We’re thinking maybe we’ll set off for our cruise this Friday or Saturday. We plan to get away for a month or so and just dawdle down the Canal Lateral a la Loire and maybe go a way up the Nivernais, navigations that we’ve traveled before. Wish us luck!

Wednesday, July 14, 2021

One Week In

It’s just been one week since we left Southern California and we think we’re finally settled in.

Almost two years worth of dirt and moss have been cleaned off Oldtimer, many spiders have been evicted from the inside, we celebrated my birthday with Sunday lunch at our favorite restaurant in Briare and, in contrast to 2018 and 2019, it’s been raining.

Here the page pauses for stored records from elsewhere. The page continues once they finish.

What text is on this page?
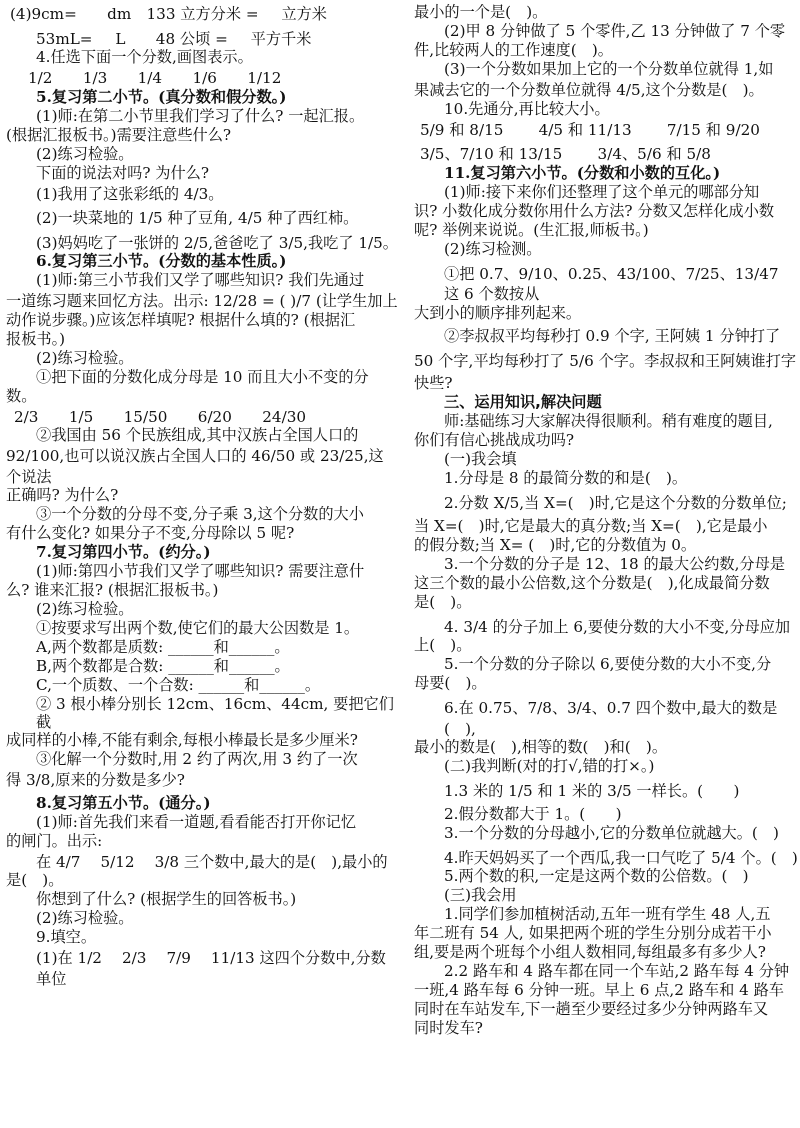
(4)9cm=    dm 133 立方分米 =   立方米

53mL=   L  48 公顷 =   平方千米

4.任选下面一个分数,画图表示。

1/2  1/3  1/4  1/6  1/12

5.复习第二小节。(真分数和假分数。)

(1)师:在第二小节里我们学习了什么? 一起汇报。

(根据汇报板书。)需要注意些什么?

(2)练习检验。

下面的说法对吗? 为什么?

(1)我用了这张彩纸的 4/3。

(2)一块菜地的 1/5 种了豆角, 4/5 种了西红柿。

(3)妈妈吃了一张饼的 2/5,爸爸吃了 3/5,我吃了 1/5。

6.复习第三小节。(分数的基本性质。)

(1)师:第三小节我们又学了哪些知识? 我们先通过

一道练习题来回忆方法。出示: 12/28 = ( )/7 (让学生加上

动作说步骤。)应该怎样填呢? 根据什么填的? (根据汇

报板书。)

(2)练习检验。

①把下面的分数化成分母是 10 而且大小不变的分

数。

2/3  1/5  15/50  6/20  24/30

②我国由 56 个民族组成,其中汉族占全国人口的

92/100,也可以说汉族占全国人口的 46/50 或 23/25,这个说法

正确吗? 为什么?

③一个分数的分母不变,分子乘 3,这个分数的大小

有什么变化? 如果分子不变,分母除以 5 呢?

7.复习第四小节。(约分。)

(1)师:第四小节我们又学了哪些知识? 需要注意什

么? 谁来汇报? (根据汇报板书。)

(2)练习检验。

①按要求写出两个数,使它们的最大公因数是 1。

A,两个数都是质数: ______和______。

B,两个数都是合数: ______和______。

C,一个质数、一个合数: ______和______。

② 3 根小棒分别长 12cm、16cm、44cm, 要把它们截

成同样的小棒,不能有剩余,每根小棒最长是多少厘米?

③化解一个分数时,用 2 约了两次,用 3 约了一次

得 3/8,原来的分数是多少?

8.复习第五小节。(通分。)

(1)师:首先我们来看一道题,看看能否打开你记忆

的闸门。出示:

在 4/7  5/12  3/8 三个数中,最大的是( ),最小的

是( )。

你想到了什么? (根据学生的回答板书。)

(2)练习检验。

9.填空。

(1)在 1/2  2/3  7/9  11/13 这四个分数中,分数单位

最小的一个是( )。

(2)甲 8 分钟做了 5 个零件,乙 13 分钟做了 7 个零

件,比较两人的工作速度( )。

(3)一个分数如果加上它的一个分数单位就得 1,如

果减去它的一个分数单位就得 4/5,这个分数是( )。

10.先通分,再比较大小。

5/9 和 8/15   4/5 和 11/13   7/15 和 9/20

3/5、7/10 和 13/15   3/4、5/6 和 5/8

11.复习第六小节。(分数和小数的互化。)

(1)师:接下来你们还整理了这个单元的哪部分知

识? 小数化成分数你用什么方法? 分数又怎样化成小数

呢? 举例来说说。(生汇报,师板书。)

(2)练习检测。

①把 0.7、9/10、0.25、43/100、7/25、13/47 这 6 个数按从

大到小的顺序排列起来。

②李叔叔平均每秒打 0.9 个字, 王阿姨 1 分钟打了

50 个字,平均每秒打了 5/6 个字。李叔叔和王阿姨谁打字

快些?

三、运用知识,解决问题

师:基础练习大家解决得很顺利。稍有难度的题目,

你们有信心挑战成功吗?

(一)我会填

1.分母是 8 的最简分数的和是( )。

2.分数 X/5,当 X=( )时,它是这个分数的分数单位;

当 X=( )时,它是最大的真分数;当 X=( ),它是最小

的假分数;当 X= ( )时,它的分数值为 0。

3.一个分数的分子是 12、18 的最大公约数,分母是

这三个数的最小公倍数,这个分数是( ),化成最简分数

是( )。

4. 3/4 的分子加上 6,要使分数的大小不变,分母应加

上( )。

5.一个分数的分子除以 6,要使分数的大小不变,分

母要( )。

6.在 0.75、7/8、3/4、0.7 四个数中,最大的数是( ),

最小的数是( ),相等的数( )和( )。

(二)我判断(对的打√,错的打×。)

1.3 米的 1/5 和 1 米的 3/5 一样长。(  )

2.假分数都大于 1。(  )

3.一个分数的分母越小,它的分数单位就越大。( )

4.昨天妈妈买了一个西瓜,我一口气吃了 5/4 个。( )

5.两个数的积,一定是这两个数的公倍数。( )

(三)我会用

1.同学们参加植树活动,五年一班有学生 48 人,五

年二班有 54 人, 如果把两个班的学生分别分成若干小

组,要是两个班每个小组人数相同,每组最多有多少人?

2.2 路车和 4 路车都在同一个车站,2 路车每 4 分钟

一班,4 路车每 6 分钟一班。早上 6 点,2 路车和 4 路车

同时在车站发车,下一趟至少要经过多少分钟两路车又

同时发车?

The flight from Los Angeles was blissfully uneventful. Angst over the possible corona virus restriction was unnecessary since we’re fully vaccinated. A look at our vaccine cards when we checked in for the flight was all that was required to escape both testing and quarantine requirements. There was no waiting at the check in counter and a very short wait to clear security. Sadly, the lounge was closed so we had to wait for our departure at the gate. The flight left a few minutes early and landed in Paris a little more than an hour early. CDG, usually packed, was eerily quiet. After we picked up our luggage, a phone call to the car lease agency brought the shuttle van to the terminal, we picked up the car and managed to find our way out of the airport without getting lost. The hour and a half drive to Briare went off without a hitch (well, aside from the traffic which was its usual Paris self) and the key worked in the door to the boat. We filled the water tank, visited the restaurant (not our favorite which is closed on Tuesday) just steps from the boat for dinner and collapsed in our bed.

Wednesday was shopping day in the morning and in the afternoon we began the monumental cleanup, removing. By Friday things were pretty much under control and we could relax a bit, tackling the long list of chores to be completed this summer.

A newly clean Oldtimer.

Yesterday, much to our surprise, the engine started without too much trouble and didn’t even smoke too much. The balky generator refused to start, however, so that will need some more work.

It’s been raining off and on since we arrived and was really pouring last night, putting a damper (sorry) on the festivities for the Fete National. They did manage to get the fireworks off, terrifying all the dogs in the Port, but we could only see the ones that went high in the air because the main venue was behind the trees at the back of the boat. We weren’t going out in the wet at 11 o’clock.

Speaking of rain, there are no worries about the state of the canals due to water this year. The Loire River is still in its banks but moving right along, quite a contrast with 2019 when sand banks were visible nearly out into the middle. The Trézée River that empties into the Loire through the Port, is flowing nicely, unlike the swamp that it was when we left in Sept. 2019. The reservoirs that feed the canals are all full so any cruising we do this year will be unhindered.

The Trézée enters the Port.

Last year is was barely moving.

The Loire from the Pont Canal in 2019

The Loire this year. More water!

We still haven’t decided where or how much boat traveling we’ll be doing this year but since we have a car for the whole three months, any time not cruising or working on the boat we’ll be able to do some touring.

People are gradually showing up to their boats in the Port so the social life is slowly returning. We’re glad to be back!